Thursday, June 14, 2007

Well-Made World #14

US

  • No Empires still hates Lee Bollinger. He was terrible as our university president, and only gets worse when it comes to placating the ADL and friends.
  • NE could not pass this one up. Turns out that, since 1994, the US military has been researching the use of, shall we say, "unconventional," non-lethal weaponry. The highlight of this article is the revelation of one US hope to develop a bomb that would cause uncontrollable sexual urges among (male) enemy forces. "Let's watch these men fuck, and then kill them!"--is this how it would have gone?
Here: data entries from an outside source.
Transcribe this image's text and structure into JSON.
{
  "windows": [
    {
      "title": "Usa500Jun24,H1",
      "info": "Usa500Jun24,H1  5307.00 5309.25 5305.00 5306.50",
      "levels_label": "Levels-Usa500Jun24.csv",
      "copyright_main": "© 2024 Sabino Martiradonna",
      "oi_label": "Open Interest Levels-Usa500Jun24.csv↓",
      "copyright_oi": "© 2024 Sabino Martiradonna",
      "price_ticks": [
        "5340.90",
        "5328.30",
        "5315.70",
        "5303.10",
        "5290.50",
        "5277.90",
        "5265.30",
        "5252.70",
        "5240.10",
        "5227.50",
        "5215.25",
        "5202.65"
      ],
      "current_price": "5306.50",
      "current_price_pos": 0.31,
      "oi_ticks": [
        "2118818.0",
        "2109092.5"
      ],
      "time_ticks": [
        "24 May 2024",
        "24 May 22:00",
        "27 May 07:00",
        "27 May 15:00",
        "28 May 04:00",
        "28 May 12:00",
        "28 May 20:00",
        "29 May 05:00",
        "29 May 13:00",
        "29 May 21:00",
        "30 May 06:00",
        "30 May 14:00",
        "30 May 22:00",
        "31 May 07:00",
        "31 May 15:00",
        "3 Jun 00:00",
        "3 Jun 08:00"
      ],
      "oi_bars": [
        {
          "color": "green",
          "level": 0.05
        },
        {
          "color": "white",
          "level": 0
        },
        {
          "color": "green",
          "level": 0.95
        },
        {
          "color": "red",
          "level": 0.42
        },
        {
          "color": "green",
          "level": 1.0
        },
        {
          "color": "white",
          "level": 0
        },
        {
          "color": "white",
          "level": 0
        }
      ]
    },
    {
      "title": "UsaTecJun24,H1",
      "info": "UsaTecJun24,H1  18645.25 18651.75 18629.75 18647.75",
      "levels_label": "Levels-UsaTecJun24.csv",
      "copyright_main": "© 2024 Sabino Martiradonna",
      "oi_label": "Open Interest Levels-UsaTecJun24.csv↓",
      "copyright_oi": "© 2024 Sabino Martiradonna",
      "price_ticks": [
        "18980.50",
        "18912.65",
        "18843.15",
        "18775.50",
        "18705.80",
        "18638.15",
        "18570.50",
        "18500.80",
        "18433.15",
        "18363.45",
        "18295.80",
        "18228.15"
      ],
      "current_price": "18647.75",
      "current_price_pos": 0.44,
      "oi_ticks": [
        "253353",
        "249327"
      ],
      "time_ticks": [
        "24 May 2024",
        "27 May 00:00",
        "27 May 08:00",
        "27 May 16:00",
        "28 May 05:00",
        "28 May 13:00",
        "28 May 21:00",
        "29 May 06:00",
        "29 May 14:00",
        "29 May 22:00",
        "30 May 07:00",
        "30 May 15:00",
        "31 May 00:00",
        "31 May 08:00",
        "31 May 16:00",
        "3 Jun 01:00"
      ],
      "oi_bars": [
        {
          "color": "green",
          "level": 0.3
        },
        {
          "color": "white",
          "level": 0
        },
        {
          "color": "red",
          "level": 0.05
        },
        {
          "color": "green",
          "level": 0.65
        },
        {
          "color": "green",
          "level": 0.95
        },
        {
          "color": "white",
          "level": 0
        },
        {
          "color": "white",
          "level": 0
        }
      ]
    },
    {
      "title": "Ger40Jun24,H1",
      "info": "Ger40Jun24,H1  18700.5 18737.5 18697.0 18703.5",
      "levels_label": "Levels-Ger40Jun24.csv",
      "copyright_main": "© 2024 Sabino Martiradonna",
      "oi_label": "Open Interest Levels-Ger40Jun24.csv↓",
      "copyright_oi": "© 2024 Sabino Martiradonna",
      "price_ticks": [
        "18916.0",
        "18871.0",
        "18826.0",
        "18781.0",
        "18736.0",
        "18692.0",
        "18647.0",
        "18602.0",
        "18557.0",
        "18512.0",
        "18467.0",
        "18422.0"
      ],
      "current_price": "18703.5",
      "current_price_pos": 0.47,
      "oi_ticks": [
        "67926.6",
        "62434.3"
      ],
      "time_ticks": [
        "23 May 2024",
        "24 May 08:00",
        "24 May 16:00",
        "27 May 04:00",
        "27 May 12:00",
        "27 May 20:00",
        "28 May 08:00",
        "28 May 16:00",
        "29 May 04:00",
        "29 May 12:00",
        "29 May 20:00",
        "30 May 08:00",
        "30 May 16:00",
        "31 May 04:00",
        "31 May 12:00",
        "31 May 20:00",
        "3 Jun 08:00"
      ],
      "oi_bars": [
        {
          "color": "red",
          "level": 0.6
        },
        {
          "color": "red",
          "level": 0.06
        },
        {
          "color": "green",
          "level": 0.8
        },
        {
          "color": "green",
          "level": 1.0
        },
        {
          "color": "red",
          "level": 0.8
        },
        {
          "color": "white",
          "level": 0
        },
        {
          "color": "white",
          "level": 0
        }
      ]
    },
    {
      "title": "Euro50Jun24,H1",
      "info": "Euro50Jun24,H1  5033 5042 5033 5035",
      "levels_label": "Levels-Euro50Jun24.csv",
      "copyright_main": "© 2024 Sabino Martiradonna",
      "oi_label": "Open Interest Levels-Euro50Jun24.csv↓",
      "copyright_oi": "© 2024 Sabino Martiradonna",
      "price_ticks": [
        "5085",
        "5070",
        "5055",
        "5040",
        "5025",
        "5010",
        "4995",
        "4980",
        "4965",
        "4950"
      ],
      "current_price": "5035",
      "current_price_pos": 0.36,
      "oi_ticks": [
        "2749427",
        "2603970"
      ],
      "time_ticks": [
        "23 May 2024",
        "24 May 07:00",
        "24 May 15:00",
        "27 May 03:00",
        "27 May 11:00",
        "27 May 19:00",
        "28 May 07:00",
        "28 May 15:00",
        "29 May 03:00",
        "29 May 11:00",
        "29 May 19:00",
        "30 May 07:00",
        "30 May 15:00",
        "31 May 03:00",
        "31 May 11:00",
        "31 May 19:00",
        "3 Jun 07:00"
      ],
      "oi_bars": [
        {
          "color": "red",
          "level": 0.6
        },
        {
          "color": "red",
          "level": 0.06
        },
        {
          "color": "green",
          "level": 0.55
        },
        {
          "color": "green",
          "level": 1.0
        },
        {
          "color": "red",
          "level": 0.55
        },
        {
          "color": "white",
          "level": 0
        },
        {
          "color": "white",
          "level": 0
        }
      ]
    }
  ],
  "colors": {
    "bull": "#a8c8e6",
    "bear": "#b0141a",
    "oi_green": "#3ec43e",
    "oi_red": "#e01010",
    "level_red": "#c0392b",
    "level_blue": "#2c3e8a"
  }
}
For more on enduring racist assumptions about Arab sexuality, from Andre Gide to Abu Ghraib, as well as an eloquent work of intellectual history, see Joseph Massad, Desiring Arabs, Chicago, 2007.
  • Manhattan judge Charles S. Haight Jr. reverses his recent rebuke of NYPD surveillance tactics, dealing a blow to organized dissent in the city No Empires calls home.

Middle East

  • Huge developments in Israel/Palestine over the last twenty-four hours. The Western "strategy" of isolating a democratically-elected government is playing out to devastating effect in the Gaza Strip, amid recent intense factional fighting between Hamas and Fatah. Abu Mazen has, unsurprisingly, dissolved the fragile unity government in Palestine and declared a state of emergency; what is surprising, however, is that Fatah appears to have been so thoroughly routed, given its links to Muhammad Dahlan and his millions in arms, courtesy of Washington. No Empires is prone to believe Hamas spokesmen who say that they were pressed to ensure that Dahlan's thugs (the National Security Forces) did not act as a supra-governmental force--though this, of course, does not mean we condone the violence, which of course plays right into Washington's and Jerusalem's hands.
  • The Palestine Center for Human Rights documents, and condemns, the recent violence in the Occupied Territories, going so far as to apologize for their staff's inability to fully cover events as they unfold, given the starkly dangerous atmosphere in which they are working.
  • Alvaro de Soto, former UN coordinator for the Middle East (as of yesterday) discusses Palestine/Israel in his End of Mission Report, claiming that the one-state solution is gaining ground, and also that Western refusals to deal with democratically-elected Hamas officials may lead to a weakening of democratic impluses amongst Palestinians. Full text of his speech can be found here.
  • Not long after Desmond Tutu compares the situation in Palestine to South African apartheid, Israel walks all over him once again. Despite Tutu's efforts to investigate the carnage wreaked at Beit Hanoun last year, Itzhak Levanon shrugs it off, playing the part of the broken record. As usual, he cites "imbalanced and one-sided resolutions" in the UN council, "which utterly ignores the fact that we live with terrorism every day and that more than 3,000 Qassam rockets have been launched into Israel since we withdrew from Gaza," adding that "a large part of these missiles have been launched precisely from towns such as Beit Hanoun." Towns such as Beit Hanoun, No Empires asks? Cheap rhetorical devices abound.
  • As you may well know, No Empires loves Ilan Pappe. Thank you JL.
  • And finally, Amira Hass on the current situation in Gaza.

Europe

  • Simon Kelner, editor of the Independent, responds in full to the exiting Prime Minister's repudiation of his paper, wondering if Blair would have gone so far if the Independent hadn't been so scathingly critical of Blair and Bush's march toward Baghdad.

2 comments:

Jacob Shell said...

You know what else noempires should hate? Bloomberg's congestion pricing scheme. It will just divert tons of car and truck traffic to Harlem -- which has the city's highest asthma rates as is!

n/a said...

Though No Empires is inclined to support any legislation that will discourage driving in NYC, you raise a good point. But do you really think that many extra cars will end up coming into Harlem this way? It seems that vacationers will not care much about the $8, and commuters are unlikely to drive to Harlem, park, and then take the subway rather than simply take commuter trains.